Whether Jean-Luc Godard, Steven Spielberg or Tim Burton is behind the camera, a film about the act of making a movie is always going to draw our attention, because it shatters the very notion of what we’re watching. You can’t consume a film like Contempt or Sex is Comedy and not be aware of the fact that we, the audience, are watching a movie, too. The boundaries between artificially and reality become blurred.
So, while this worked perfectly for Lynch, who revelled in cinematic explorations of the intersection between reality and fantasy, he couldn’t say he felt the same about creating a movie about his other beloved art form – painting.
Questioned as to whether he would ever shift his attention from movies about cinema to movies about painting, Lynch admitted that he thinks those kinds of films are simply “boring”. There have been various biopics about famous painters over the years, like Basquiat, Pollock, and Frida, but it seems like none of these have particularly resonated with Lynch.
“There have been movies made of painters, and it’s really pretty boring. It’s what happens in the interior of the painter, and that’s interesting. It’s not something that is so exciting to observe,” the director told Artnet.

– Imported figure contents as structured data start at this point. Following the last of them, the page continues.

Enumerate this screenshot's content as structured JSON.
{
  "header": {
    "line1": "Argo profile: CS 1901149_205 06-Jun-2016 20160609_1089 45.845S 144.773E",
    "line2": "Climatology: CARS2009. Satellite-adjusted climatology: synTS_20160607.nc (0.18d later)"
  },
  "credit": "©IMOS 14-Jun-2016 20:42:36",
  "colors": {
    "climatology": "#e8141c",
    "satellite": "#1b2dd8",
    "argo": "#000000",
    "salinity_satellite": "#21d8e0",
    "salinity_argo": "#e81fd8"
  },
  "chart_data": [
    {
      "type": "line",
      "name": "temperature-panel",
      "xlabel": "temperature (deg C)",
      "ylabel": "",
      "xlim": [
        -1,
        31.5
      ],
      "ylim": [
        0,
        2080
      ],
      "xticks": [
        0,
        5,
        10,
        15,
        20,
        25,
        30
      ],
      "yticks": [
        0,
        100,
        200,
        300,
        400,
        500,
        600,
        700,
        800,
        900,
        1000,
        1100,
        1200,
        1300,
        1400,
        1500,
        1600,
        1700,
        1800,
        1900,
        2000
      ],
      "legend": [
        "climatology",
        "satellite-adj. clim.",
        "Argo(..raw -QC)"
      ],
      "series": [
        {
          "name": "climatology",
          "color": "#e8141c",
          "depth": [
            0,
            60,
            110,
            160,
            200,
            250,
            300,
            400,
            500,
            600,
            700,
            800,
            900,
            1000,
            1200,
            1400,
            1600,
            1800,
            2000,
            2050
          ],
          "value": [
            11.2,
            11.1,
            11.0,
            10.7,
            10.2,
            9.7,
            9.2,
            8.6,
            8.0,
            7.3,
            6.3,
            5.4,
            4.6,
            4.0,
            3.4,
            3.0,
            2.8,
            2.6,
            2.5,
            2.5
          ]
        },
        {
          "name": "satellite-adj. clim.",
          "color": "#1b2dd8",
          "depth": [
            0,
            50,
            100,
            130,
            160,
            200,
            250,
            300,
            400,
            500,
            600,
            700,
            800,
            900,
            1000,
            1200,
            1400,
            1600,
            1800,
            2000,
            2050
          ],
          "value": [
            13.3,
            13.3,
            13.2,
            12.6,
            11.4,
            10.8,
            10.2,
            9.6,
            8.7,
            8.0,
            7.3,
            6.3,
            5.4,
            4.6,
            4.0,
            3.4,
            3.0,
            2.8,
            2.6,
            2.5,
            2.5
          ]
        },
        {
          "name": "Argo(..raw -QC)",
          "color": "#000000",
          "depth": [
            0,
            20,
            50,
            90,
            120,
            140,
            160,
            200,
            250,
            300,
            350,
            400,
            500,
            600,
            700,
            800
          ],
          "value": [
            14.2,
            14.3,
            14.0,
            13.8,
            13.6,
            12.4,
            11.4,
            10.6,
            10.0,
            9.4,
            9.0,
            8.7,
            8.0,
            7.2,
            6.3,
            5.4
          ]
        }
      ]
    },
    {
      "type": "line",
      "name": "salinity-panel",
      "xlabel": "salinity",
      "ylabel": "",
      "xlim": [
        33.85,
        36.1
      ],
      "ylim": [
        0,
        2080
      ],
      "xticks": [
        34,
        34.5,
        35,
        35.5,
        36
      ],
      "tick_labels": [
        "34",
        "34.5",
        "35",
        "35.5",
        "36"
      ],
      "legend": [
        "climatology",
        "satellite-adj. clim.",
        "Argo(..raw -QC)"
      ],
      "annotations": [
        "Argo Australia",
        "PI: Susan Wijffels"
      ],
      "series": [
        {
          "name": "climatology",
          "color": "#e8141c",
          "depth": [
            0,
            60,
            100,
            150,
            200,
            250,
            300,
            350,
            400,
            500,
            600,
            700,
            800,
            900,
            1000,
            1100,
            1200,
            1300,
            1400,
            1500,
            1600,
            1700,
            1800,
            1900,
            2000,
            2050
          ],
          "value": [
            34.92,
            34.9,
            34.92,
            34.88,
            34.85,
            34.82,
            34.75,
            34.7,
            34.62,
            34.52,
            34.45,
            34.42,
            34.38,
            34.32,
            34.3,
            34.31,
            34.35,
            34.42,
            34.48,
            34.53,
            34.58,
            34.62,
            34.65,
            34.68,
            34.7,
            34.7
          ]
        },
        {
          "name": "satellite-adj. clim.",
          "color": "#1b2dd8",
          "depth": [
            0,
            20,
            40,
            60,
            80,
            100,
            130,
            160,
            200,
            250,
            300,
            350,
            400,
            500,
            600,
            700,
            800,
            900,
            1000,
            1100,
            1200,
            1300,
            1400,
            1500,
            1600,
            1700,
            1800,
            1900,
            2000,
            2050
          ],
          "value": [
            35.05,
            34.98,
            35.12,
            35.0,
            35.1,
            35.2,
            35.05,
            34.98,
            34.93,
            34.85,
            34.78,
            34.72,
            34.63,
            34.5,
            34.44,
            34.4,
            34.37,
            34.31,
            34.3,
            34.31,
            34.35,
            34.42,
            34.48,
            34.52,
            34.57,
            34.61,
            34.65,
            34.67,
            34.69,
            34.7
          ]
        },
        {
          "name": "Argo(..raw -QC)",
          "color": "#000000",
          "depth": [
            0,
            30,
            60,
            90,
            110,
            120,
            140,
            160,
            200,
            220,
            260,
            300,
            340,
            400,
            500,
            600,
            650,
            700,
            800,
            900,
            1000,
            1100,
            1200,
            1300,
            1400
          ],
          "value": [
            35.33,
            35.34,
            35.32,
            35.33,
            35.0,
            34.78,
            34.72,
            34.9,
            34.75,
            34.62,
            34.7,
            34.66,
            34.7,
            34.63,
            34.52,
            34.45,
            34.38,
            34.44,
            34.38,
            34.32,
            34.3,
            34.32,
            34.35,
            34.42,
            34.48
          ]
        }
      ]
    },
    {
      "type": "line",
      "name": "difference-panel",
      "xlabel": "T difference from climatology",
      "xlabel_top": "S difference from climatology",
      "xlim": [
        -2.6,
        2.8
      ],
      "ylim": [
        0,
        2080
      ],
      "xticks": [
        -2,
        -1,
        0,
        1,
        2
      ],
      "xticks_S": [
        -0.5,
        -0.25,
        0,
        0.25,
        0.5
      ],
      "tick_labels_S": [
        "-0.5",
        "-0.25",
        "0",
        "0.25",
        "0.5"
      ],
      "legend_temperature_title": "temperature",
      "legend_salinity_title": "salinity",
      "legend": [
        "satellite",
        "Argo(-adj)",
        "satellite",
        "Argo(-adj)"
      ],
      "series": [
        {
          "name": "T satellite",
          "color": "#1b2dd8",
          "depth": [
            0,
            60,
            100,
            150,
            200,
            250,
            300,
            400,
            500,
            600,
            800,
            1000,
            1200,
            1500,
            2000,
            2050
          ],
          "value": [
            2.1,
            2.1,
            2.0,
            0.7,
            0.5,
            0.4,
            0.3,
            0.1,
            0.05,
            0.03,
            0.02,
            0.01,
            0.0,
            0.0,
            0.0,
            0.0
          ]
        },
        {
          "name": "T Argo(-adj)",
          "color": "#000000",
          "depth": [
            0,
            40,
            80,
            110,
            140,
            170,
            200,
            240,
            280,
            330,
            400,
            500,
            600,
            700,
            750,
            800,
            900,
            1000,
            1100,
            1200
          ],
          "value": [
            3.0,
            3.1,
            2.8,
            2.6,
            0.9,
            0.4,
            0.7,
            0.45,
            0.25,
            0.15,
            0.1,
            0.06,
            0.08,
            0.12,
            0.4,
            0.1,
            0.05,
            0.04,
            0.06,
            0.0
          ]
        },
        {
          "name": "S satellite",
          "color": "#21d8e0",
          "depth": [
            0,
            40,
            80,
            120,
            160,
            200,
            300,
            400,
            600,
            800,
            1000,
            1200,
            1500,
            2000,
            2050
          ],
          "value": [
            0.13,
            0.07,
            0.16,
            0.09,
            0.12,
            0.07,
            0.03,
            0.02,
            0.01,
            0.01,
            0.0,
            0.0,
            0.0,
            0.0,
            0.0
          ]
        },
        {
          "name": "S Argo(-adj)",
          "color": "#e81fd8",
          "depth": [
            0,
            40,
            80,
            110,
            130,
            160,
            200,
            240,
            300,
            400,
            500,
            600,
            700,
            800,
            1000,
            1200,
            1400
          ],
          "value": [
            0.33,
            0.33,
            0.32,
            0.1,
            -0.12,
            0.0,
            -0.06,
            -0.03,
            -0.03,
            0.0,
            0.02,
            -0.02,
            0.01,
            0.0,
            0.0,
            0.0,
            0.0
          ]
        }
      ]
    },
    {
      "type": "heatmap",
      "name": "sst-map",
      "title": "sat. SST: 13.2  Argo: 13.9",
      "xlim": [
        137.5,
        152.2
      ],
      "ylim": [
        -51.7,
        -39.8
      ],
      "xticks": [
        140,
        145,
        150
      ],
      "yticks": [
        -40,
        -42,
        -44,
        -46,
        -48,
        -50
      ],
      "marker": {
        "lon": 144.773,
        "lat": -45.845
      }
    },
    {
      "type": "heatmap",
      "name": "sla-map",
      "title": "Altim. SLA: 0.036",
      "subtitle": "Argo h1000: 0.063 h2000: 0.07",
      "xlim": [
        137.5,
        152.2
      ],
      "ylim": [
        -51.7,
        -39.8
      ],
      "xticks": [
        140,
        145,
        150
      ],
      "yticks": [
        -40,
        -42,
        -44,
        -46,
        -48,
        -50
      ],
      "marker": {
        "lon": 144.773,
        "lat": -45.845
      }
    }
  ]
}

Painting is a pretty sacred thing for Lynch, an expression of his inner world that existed separately from his work as a filmmaker. He knew that people would go and watch his movies, but when it came to paintings – a solo activity – he was content with the idea that no one had to see them if he didn’t want them to be seen. “In a weird way, I don’t even care so much if people see my paintings, I just like to do it. I just love it, it’s a thing that I have loved since I was little,” Lynch added.
So, Lynch was never going to make a movie about his other love, instead concentrating on the world of cinema, something he knew inside out.